Yes, using a modern flashlight with LEDs (no bulbs to worry about burning out or breaking), power regulating circuitry and ruggedized/waterproof casing is helpful. But (and this is important), as long as it uses easy-to-find batteries (no watch or camera batteries), you'll probably be okay.

In an emergency situation, easy-to-find basically means AA and AAA batteries. For us oldsters who didn't grow up with eBay and DealExtreme, C and D batteries are still ingrained as "flashlight batteries," which means they disappear from stores pretty fast. From anecdotes as recently as the Northeast blackout of 2003, C and D batteries were cleaned out, but AA and AAA batteries were available.

Cheap, good 1 AAA pocket LED lights from Wal-Mart

Rule the third: Go hands-free

A good quality LED headlamp can do pretty much anything a handheld can do, at least for what a typical person would need in an emergency.

Headlamps tend to have wider flood and lesser throw, but you can hold them in your hand (wrap the headstrap around your wrist) as well as wear them on your head (duh) to keep your hands free when you're making a sandwich or changing a tire. (Just try not to shine them into the eyes of the people you're talking to, it's annoying.)
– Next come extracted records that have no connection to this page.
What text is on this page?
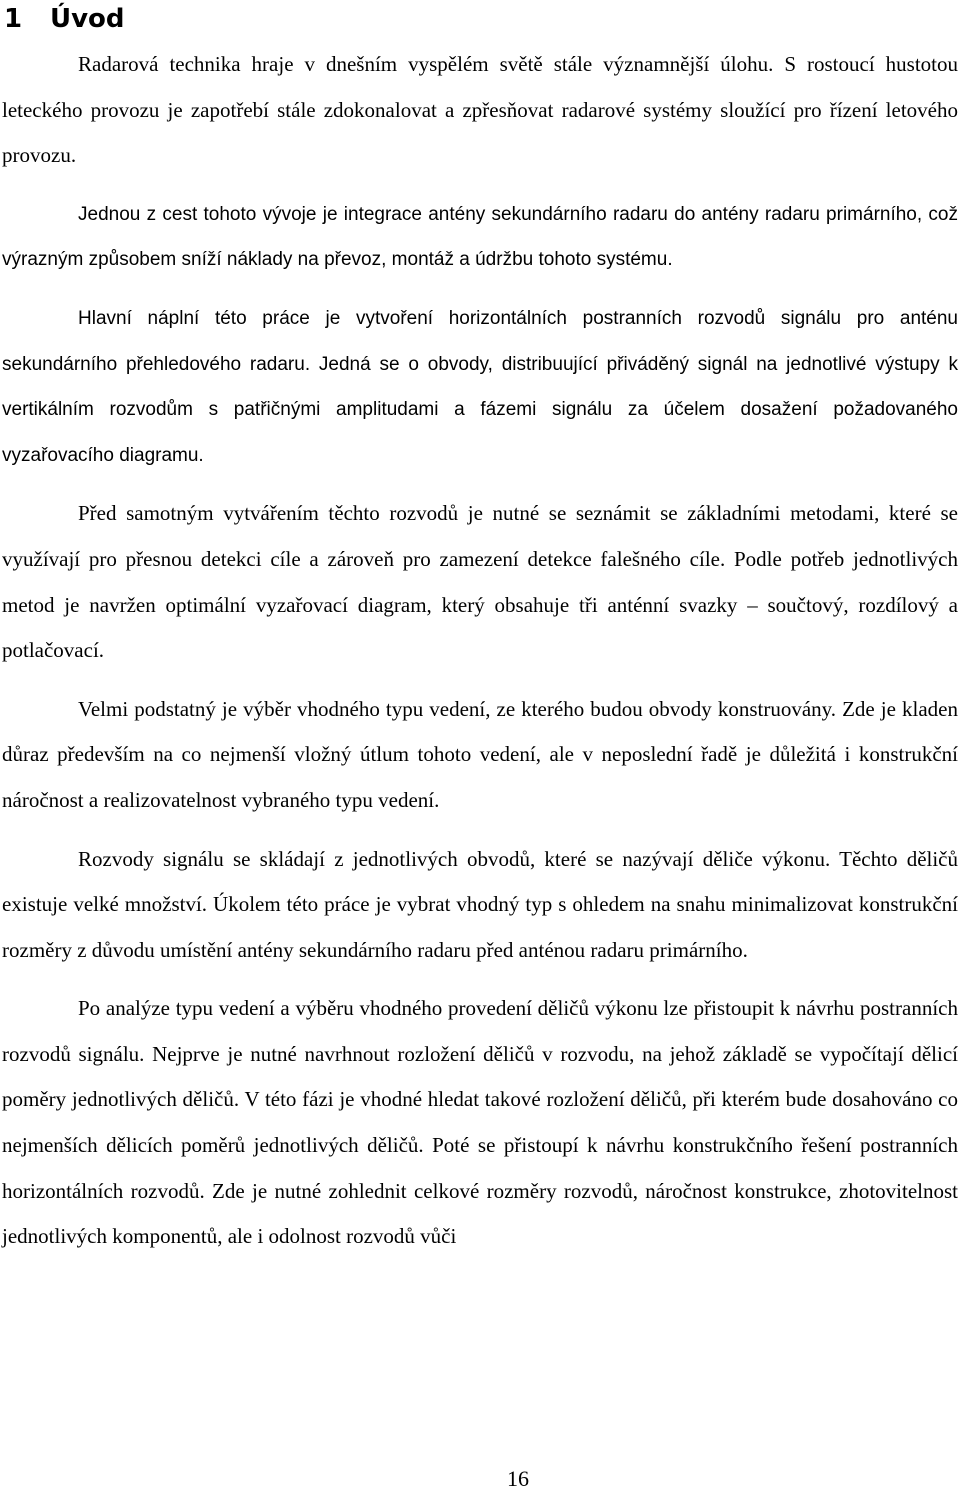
1 Úvod

Radarová technika hraje v dnešním vyspělém světě stále významnější úlohu. S rostoucí hustotou leteckého provozu je zapotřebí stále zdokonalovat a zpřesňovat radarové systémy sloužící pro řízení letového provozu.

Jednou z cest tohoto vývoje je integrace antény sekundárního radaru do antény radaru primárního, což výrazným způsobem sníží náklady na převoz, montáž a údržbu tohoto systému.

Hlavní náplní této práce je vytvoření horizontálních postranních rozvodů signálu pro anténu sekundárního přehledového radaru. Jedná se o obvody, distribuující přiváděný signál na jednotlivé výstupy k vertikálním rozvodům s patřičnými amplitudami a fázemi signálu za účelem dosažení požadovaného vyzařovacího diagramu.

Před samotným vytvářením těchto rozvodů je nutné se seznámit se základními metodami, které se využívají pro přesnou detekci cíle a zároveň pro zamezení detekce falešného cíle. Podle potřeb jednotlivých metod je navržen optimální vyzařovací diagram, který obsahuje tři anténní svazky – součtový, rozdílový a potlačovací.

Velmi podstatný je výběr vhodného typu vedení, ze kterého budou obvody konstruovány. Zde je kladen důraz především na co nejmenší vložný útlum tohoto vedení, ale v neposlední řadě je důležitá i konstrukční náročnost a realizovatelnost vybraného typu vedení.

Rozvody signálu se skládají z jednotlivých obvodů, které se nazývají děliče výkonu. Těchto děličů existuje velké množství. Úkolem této práce je vybrat vhodný typ s ohledem na snahu minimalizovat konstrukční rozměry z důvodu umístění antény sekundárního radaru před anténou radaru primárního.

Po analýze typu vedení a výběru vhodného provedení děličů výkonu lze přistoupit k návrhu postranních rozvodů signálu. Nejprve je nutné navrhnout rozložení děličů v rozvodu, na jehož základě se vypočítají dělicí poměry jednotlivých děličů. V této fázi je vhodné hledat takové rozložení děličů, při kterém bude dosahováno co nejmenších dělicích poměrů jednotlivých děličů. Poté se přistoupí k návrhu konstrukčního řešení postranních horizontálních rozvodů. Zde je nutné zohlednit celkové rozměry rozvodů, náročnost konstrukce, zhotovitelnost jednotlivých komponentů, ale i odolnost rozvodů vůči

16
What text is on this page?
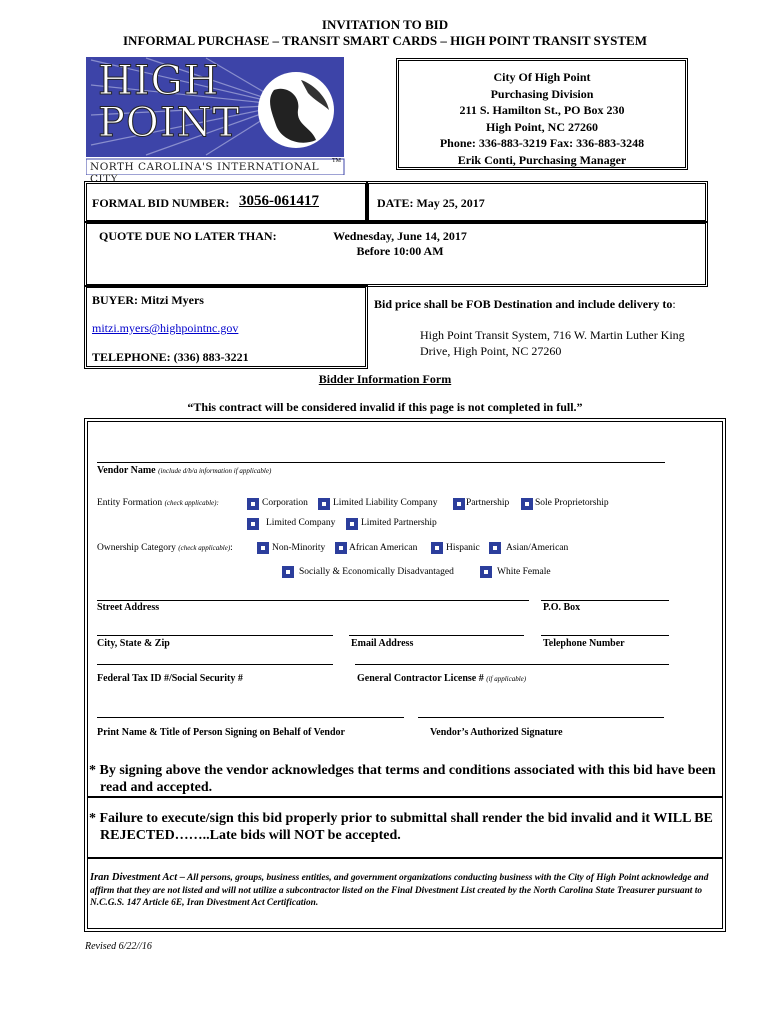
INVITATION TO BID
INFORMAL PURCHASE – TRANSIT SMART CARDS – HIGH POINT TRANSIT SYSTEM
HIGH
POINT
NORTH CAROLINA'S INTERNATIONAL CITY
TM
City Of High Point
Purchasing Division
211 S. Hamilton St., PO Box 230
High Point, NC 27260
Phone: 336-883-3219 Fax: 336-883-3248
Erik Conti, Purchasing Manager
FORMAL BID NUMBER: 3056-061417	DATE: May 25, 2017
QUOTE DUE NO LATER THAN:	Wednesday, June 14, 2017
Before 10:00 AM
BUYER: Mitzi Myers
mitzi.myers@highpointnc.gov
TELEPHONE: (336) 883-3221
Bid price shall be FOB Destination and include delivery to:
High Point Transit System, 716 W. Martin Luther King
Drive, High Point, NC 27260
Bidder Information Form
“This contract will be considered invalid if this page is not completed in full.”
Vendor Name (include d/b/a information if applicable)
Entity Formation (check applicable):	Corporation	Limited Liability Company	Partnership	Sole Proprietorship
Limited Company	Limited Partnership
Ownership Category (check applicable):	Non-Minority African American	Hispanic	Asian/American
Socially & Economically Disadvantaged	White Female
Street Address	P.O. Box
City, State & Zip	Email Address	Telephone Number
Federal Tax ID #/Social Security #	General Contractor License # (if applicable)
Print Name & Title of Person Signing on Behalf of Vendor	Vendor’s Authorized Signature
* By signing above the vendor acknowledges that terms and conditions associated with this bid have been
read and accepted.
* Failure to execute/sign this bid properly prior to submittal shall render the bid invalid and it WILL BE
REJECTED……..Late bids will NOT be accepted.
Iran Divestment Act – All persons, groups, business entities, and government organizations conducting business with the City of High Point acknowledge and affirm that they are not listed and will not utilize a subcontractor listed on the Final Divestment List created by the North Carolina State Treasurer pursuant to N.C.G.S. 147 Article 6E, Iran Divestment Act Certification.
Revised 6/22//16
Selection of LED headlamps

Rule the fourth: In emergencies, output is okay, but runtime rules

In an emergency that leads to an extended power outage, unless you're in one of those aforementioned specialty occupations, most people will find that runtime is far, far more important than brightness. When it's truly dark out, a light can become "too bright" to be usable pretty quickly.

LED, cold fluorescent, or even electroluminescent lanterns are plenty fine for typical indoor use -- adjustable settings will also let you find the right balance between usability and battery life.

Small LED lanterns

Rule the fifth: More is usually better

You don't have to be like me (a mostly-reformed, formerly unhinged flashlight collector -- but you should see those other guys), but you should have a couple of lights, so you don't have to cannibalize your emergency kit for a light for the kids on Halloween.

Preferably, have a light in each one of your emergency kits, one in the glovebox of each of your cars, and a few others in the house (master bedroom, kitchen drawer, utility room -- preferably enough so you have one for each member of the family so the kids don't fight.)

Bigger, brighter LED flashlights

No matter how many flashlights you have, check them periodically to make sure they still work, especially if you store them loaded with alkaline batteries, which can leak acid and cause flashlights (especially modern LED ones) to break. Lithium batteries are more expensive but don't have this problem.